Unfortunately, their troubles didn’t end with their escape from the forest. Because Boko Haram uses women as suicide bombers, “Forgotten Girls” are often looked at with suspicion. Raped while in captivity, some escape with babies that are then labeled “Boko Haram babies.” Stigmatized, they enjoy none of the privileges afforded “The Chibok Girls.” Many live hand-to-mouth in slums and refugee camps, abandoned by the government. But, despite some initial hesitation in speaking with the filmmakers, they are determined to tell their horror stories of mental and physical assault. The Islamic militants, whose goal is to establish territory in northeast Nigeria under strict Islamic law, force the girls to be wives and bear children. Those who don’t become wives are used as sex slaves or fighters.
“The ‘Chibok Girls’ realize how lucky they are to have been rescued and are appreciative of the security, rehabilitation and education that they government is providing them,” said Edwards. However, no longer in captivity, and their stories now being broadcast, the road ahead is an uncertain one. “We are definitely still following their journey, and plan to continue to do so.
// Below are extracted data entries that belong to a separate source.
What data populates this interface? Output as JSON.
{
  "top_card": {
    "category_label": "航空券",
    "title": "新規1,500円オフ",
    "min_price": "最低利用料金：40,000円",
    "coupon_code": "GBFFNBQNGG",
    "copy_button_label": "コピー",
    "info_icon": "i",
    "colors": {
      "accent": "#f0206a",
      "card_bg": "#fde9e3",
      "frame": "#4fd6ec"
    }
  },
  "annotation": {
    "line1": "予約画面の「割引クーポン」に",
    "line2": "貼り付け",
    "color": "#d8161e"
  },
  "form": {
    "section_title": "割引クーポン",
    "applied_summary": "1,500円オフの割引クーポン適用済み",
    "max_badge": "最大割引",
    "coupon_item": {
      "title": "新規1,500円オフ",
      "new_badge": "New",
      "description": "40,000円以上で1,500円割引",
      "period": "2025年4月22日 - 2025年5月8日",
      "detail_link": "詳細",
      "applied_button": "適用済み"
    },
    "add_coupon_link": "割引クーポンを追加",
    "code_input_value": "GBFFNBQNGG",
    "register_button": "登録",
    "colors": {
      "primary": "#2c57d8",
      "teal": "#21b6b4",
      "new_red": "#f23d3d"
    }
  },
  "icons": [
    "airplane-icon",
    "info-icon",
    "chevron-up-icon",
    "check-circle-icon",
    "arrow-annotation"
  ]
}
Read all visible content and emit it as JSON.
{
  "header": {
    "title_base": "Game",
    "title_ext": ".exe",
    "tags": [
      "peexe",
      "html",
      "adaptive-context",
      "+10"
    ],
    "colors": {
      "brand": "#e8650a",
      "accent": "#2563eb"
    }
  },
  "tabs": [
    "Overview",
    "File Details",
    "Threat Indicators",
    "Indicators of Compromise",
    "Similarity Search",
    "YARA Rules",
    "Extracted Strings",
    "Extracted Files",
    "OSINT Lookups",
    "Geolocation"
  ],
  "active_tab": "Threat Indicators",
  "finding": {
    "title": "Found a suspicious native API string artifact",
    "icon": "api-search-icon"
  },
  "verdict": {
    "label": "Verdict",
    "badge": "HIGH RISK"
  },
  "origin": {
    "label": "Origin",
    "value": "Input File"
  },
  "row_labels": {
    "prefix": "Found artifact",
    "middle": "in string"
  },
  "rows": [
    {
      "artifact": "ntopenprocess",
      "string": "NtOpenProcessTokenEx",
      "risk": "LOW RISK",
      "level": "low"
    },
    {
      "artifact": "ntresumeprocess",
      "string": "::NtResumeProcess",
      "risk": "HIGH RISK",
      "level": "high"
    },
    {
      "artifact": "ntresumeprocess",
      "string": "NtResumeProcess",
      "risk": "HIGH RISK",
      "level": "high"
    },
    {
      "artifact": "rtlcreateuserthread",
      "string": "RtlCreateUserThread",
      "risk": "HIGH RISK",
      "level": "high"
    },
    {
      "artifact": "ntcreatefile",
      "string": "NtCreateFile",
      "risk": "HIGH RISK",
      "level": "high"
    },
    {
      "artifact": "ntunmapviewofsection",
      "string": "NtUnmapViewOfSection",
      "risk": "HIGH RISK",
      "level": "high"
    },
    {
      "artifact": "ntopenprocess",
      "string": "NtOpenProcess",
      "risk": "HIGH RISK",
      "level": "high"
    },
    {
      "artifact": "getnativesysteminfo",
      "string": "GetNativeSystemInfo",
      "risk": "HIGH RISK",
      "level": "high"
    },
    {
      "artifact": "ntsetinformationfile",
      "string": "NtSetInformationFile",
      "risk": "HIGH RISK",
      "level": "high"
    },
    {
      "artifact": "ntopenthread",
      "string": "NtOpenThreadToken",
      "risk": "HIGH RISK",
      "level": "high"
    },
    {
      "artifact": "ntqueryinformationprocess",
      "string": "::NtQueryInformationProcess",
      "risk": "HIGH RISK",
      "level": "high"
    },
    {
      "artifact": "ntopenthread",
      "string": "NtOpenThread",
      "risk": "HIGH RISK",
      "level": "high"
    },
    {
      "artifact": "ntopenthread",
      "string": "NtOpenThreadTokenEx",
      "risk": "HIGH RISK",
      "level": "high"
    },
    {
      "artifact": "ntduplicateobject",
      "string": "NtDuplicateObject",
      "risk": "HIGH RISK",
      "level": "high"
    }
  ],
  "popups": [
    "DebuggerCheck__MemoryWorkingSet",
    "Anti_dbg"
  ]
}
After all, the fight against Boko Haram isn’t over,” Edwards said.
The film will not be screened in Nigeria, because doing so could present some risks for the girls. However, they will get to see a version of it once their safety can be ensured.
Boko Haram continues its decade-long Islamist insurgency in northern Nigeria that has claimed thousands of lives and displaced even more. In February, the terrorist group kidnapped another 110 girls from a school in Dapchi in Nigeria’s Yobe state.
Directed by Gemma Atwal, “Stolen Daughters: Kidnapped by Boko Haram,” a co-production with BBC2 and ARTE France, premieres on HBO on October 22 at 8pm.